3. HIGH FREQUENCY: Most musculoskeletal applications are best performed using a high frequency linear array transducer (13-5 MHz). Remember that high frequency probes allow better visualization of superficial structures.
4. CREATING THE IDEAL SURFACE: Apply a copious amount of gel over the target surface to be scanned. To improve your acoustic window over superficial structures, use water immersion or create an acoustic standoff pad (this can be done with a 500ml bag of saline with gel on both interfaces or a water-filled glove sandwiched between two layers of gel).
5. ASSOCIATED UNDERLYING FRACTURES: An acute hemarthrosis will appear anechoic (black). As clot begins to form within the effusion, it will become more hyperechoic and heterogeneous in appearance. Whenever a traumatic effusion is visualized, always search for an associated underlying fracture.
6. BONES: Bones will appear bright white (hyperechoic) on ultrasound. An acoustic shadow will be noted farfield to the bony cortex.
7. ASSESSING FOR ACUTE FRACTURE: To assess for an acute fracture, scan along the hyperechoic cortical line in search of any break in the cortex. If a cortical irregularity is noted, correlate your sonographic findings with the physical exam. Note that large nutrient vessels can also appear as hypoechoic cortical irregularities on ultrasound. Pressure with the probe or palpation over the noted irregularity should cause pain if the irregularity noted is secondary to an acute fracture.
8. EVALUATING THE CORTEX: To fully evaluate the cortex, scan along the target bone systematically in multiple planes.

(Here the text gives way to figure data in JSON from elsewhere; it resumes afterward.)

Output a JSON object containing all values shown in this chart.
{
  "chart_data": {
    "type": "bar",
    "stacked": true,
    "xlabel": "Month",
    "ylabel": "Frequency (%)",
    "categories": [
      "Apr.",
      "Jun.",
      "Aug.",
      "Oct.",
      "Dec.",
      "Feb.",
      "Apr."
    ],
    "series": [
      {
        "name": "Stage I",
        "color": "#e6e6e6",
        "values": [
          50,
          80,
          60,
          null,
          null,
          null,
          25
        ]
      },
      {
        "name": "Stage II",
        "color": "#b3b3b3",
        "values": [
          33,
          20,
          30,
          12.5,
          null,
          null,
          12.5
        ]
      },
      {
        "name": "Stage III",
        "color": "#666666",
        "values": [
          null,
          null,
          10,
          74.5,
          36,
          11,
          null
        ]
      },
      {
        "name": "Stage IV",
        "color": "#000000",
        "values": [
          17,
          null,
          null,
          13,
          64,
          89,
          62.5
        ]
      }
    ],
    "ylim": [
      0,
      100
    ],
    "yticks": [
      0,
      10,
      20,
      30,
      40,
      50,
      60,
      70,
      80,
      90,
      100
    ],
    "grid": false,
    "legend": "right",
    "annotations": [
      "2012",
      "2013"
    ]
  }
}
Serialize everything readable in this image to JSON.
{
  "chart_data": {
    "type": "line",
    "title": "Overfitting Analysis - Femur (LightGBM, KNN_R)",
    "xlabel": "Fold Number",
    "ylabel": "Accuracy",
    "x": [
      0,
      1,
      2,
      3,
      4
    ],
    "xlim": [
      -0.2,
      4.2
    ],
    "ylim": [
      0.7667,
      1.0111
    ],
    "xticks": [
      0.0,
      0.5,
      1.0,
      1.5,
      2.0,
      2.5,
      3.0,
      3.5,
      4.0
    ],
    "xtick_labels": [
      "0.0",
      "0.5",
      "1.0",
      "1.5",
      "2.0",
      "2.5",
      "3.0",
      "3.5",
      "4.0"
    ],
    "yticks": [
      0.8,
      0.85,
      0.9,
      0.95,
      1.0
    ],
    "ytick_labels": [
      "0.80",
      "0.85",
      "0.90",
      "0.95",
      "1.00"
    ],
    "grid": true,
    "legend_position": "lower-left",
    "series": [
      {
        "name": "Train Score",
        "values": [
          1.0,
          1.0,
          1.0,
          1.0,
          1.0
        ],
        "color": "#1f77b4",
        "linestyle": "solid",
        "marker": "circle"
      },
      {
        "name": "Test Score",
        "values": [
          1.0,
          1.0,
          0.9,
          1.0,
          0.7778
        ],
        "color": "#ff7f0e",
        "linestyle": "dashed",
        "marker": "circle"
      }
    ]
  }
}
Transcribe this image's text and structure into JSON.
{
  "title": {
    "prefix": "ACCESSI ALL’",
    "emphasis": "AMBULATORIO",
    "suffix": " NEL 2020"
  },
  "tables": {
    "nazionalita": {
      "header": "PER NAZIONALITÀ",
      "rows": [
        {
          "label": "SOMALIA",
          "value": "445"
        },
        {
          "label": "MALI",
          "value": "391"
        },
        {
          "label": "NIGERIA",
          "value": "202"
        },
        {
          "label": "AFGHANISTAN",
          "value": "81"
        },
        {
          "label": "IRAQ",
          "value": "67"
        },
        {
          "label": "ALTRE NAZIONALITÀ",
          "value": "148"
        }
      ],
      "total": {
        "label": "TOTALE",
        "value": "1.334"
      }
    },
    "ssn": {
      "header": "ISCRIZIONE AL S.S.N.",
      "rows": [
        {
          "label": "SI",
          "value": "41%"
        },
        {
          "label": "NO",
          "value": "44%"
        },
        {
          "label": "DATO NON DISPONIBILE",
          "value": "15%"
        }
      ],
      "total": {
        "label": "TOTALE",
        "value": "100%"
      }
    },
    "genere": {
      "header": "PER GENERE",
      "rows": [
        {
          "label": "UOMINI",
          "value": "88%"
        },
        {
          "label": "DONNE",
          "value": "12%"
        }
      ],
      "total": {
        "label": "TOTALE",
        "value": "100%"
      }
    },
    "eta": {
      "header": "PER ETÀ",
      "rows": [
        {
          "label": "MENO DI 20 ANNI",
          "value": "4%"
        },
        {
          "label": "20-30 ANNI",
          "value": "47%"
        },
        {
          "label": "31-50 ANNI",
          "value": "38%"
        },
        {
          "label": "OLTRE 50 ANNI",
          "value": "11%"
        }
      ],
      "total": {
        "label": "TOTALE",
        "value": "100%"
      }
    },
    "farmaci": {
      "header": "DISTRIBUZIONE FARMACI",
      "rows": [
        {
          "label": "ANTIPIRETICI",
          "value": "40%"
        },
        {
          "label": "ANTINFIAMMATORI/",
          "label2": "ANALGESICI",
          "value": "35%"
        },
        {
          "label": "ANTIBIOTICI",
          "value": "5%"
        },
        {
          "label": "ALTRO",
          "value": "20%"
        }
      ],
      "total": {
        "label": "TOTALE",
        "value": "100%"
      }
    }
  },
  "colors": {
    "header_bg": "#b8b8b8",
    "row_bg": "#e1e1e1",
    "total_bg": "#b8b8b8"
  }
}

If you are unsure of findings, use the opposite side for a comparison view.
9. BEDSIDE ULTRASOUND AND PEDIATRICS: Ultrasound diagnosis of fractures has been studied in all long bones and also many of the wrist bones, ankle bones, ribs, and cranium. Over the past few years, ultrasound has gained increased popularity in its ability to diagnose acute fractures in the immature skeleton of children. Because many pediatric fractures are managed non-operatively, many practitioners are using bedside ultrasound to not only make the diagnosis, but also to aid with reduction and splinting.
10. PRACTICE: Remember that practice makes perfect. With bedside u
ltrasound there is no substitute for experience. The more ultrasounds you do, the better you will be able to differentiate abnormal from normal, even when you may not be sure exactly what the abnormality is.